Пришлось пригубить водки, дурно отдававшей керосином.
Помянули.
Вздохнули.
Поехали.
Налетавший ветер сбивал с обгорелого раструба выхлопной дым, и тогда казалось, что трактор, лишавшийся на время своей черно-сизой гривы, трясся от бессильной ярости.

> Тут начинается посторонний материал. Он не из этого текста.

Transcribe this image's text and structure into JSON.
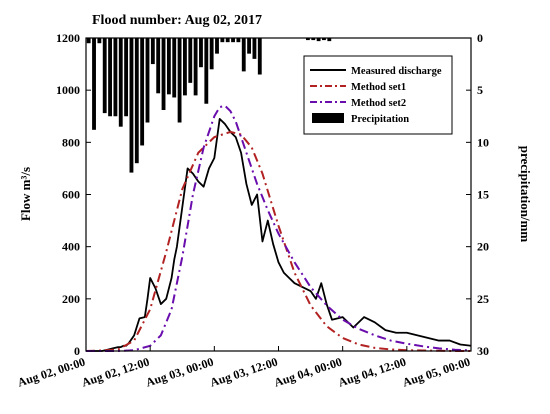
{
  "chart_data": {
    "type": "line",
    "title": "Flood number: Aug 02, 2017",
    "xlabel": "",
    "ylabel": "Flow m³/s",
    "ylabel_right": "precipitation/mm",
    "xlim_hours": [
      0,
      72
    ],
    "x_tick_labels": [
      "Aug 02, 00:00",
      "Aug 02, 12:00",
      "Aug 03, 00:00",
      "Aug 03, 12:00",
      "Aug 04, 00:00",
      "Aug 04, 12:00",
      "Aug 05, 00:00"
    ],
    "ylim": [
      0,
      1200
    ],
    "y_ticks": [
      0,
      200,
      400,
      600,
      800,
      1000,
      1200
    ],
    "ylim_right": [
      0,
      30
    ],
    "y_ticks_right": [
      0,
      5,
      10,
      15,
      20,
      25,
      30
    ],
    "right_axis_inverted": true,
    "grid": false,
    "legend_position": "top-right",
    "series": [
      {
        "name": "Measured discharge",
        "style": "solid",
        "color": "#000000",
        "x": [
          0,
          3,
          4,
          5,
          6,
          6.5,
          7,
          7.5,
          8,
          9,
          10,
          11,
          11.5,
          12,
          13,
          14,
          15,
          16,
          16.5,
          17,
          18,
          19,
          20,
          21,
          22,
          23,
          24,
          25,
          26,
          27,
          28,
          29,
          30,
          31,
          32,
          33,
          34,
          35,
          36,
          37,
          38,
          39,
          40,
          41,
          42,
          43,
          44,
          45,
          46,
          48,
          50,
          52,
          54,
          56,
          58,
          60,
          62,
          64,
          66,
          68,
          70,
          72
        ],
        "y": [
          0,
          0,
          5,
          10,
          15,
          15,
          20,
          20,
          30,
          60,
          125,
          130,
          200,
          280,
          240,
          180,
          200,
          280,
          350,
          400,
          550,
          700,
          680,
          650,
          630,
          700,
          740,
          890,
          870,
          840,
          820,
          760,
          640,
          560,
          600,
          420,
          500,
          410,
          340,
          300,
          280,
          260,
          250,
          240,
          230,
          200,
          260,
          180,
          120,
          130,
          90,
          130,
          110,
          80,
          70,
          70,
          60,
          50,
          40,
          40,
          25,
          20
        ]
      },
      {
        "name": "Method set1",
        "style": "dash-dot",
        "color": "#b22222",
        "x": [
          0,
          3,
          6,
          9,
          12,
          15,
          18,
          21,
          24,
          27,
          29,
          31,
          33,
          36,
          39,
          42,
          45,
          48,
          51,
          54,
          57,
          60,
          63,
          66,
          69,
          72
        ],
        "y": [
          0,
          2,
          6,
          40,
          160,
          380,
          620,
          760,
          820,
          840,
          830,
          780,
          680,
          480,
          300,
          175,
          95,
          50,
          25,
          12,
          6,
          3,
          2,
          1,
          0,
          0
        ]
      },
      {
        "name": "Method set2",
        "style": "dash-dot",
        "color": "#6a0dad",
        "x": [
          0,
          6,
          9,
          12,
          14,
          16,
          18,
          20,
          22,
          24,
          25,
          26,
          27,
          28,
          30,
          32,
          34,
          36,
          39,
          42,
          45,
          48,
          51,
          54,
          57,
          60,
          63,
          66,
          69,
          72
        ],
        "y": [
          0,
          0,
          3,
          20,
          60,
          160,
          360,
          600,
          780,
          900,
          935,
          940,
          920,
          880,
          760,
          640,
          540,
          450,
          340,
          245,
          175,
          120,
          85,
          60,
          40,
          28,
          18,
          10,
          5,
          2
        ]
      }
    ],
    "bar_series": {
      "name": "Precipitation",
      "axis": "right",
      "color": "#000000",
      "x": [
        0.5,
        1.5,
        2.5,
        3.5,
        4.5,
        5.5,
        6.5,
        7.5,
        8.5,
        9.5,
        10.5,
        11.5,
        12.5,
        13.5,
        14.5,
        15.5,
        16.5,
        17.5,
        18.5,
        19.5,
        20.5,
        21.5,
        22.5,
        23.5,
        24.5,
        25.5,
        26.5,
        27.5,
        28.5,
        29.5,
        30.5,
        31.5,
        32.5,
        41.5,
        42.5,
        43.5,
        44.5,
        45.5
      ],
      "values": [
        0.5,
        8.8,
        0.5,
        7.2,
        7.5,
        7.5,
        8.5,
        7.5,
        12.9,
        12.0,
        10.3,
        8.1,
        2.5,
        5.3,
        6.9,
        5.4,
        5.7,
        8.1,
        5.5,
        4.3,
        5.5,
        2.8,
        6.3,
        3.0,
        1.5,
        0.4,
        0.4,
        0.4,
        0.4,
        3.2,
        1.5,
        2.0,
        3.5,
        0.2,
        0.2,
        0.3,
        0.2,
        0.3
      ]
    }
  }
}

Дорога круто уходила вверх.
—
Глиста на веревочке!
Дерюгин сплюнул в приоткрытое окно и пояснил, что это он так о своей супруге отзывается.
—
Сам-то женат?
Климов кивнул.
—
А короеды?
—
Двое.
—
Девки?
—
Сыновья.
—
Годится.
Слово за слово, разговорились. Вскоре Климов знал, что Федор женился прямо перед армией. Сам — в казарму, а жена — на танцы. Выскоблилась — и айда! Хорошая жена — метла, и подлая — метла. Только одна в дом метет, а другая из дому. Федор вернулся, все узнал, «начистил керогаз», уехал на Алтай, потом в Тюмень, лет восемь зашибал деньгу на северах, он уже точно и не помнил, как заявился.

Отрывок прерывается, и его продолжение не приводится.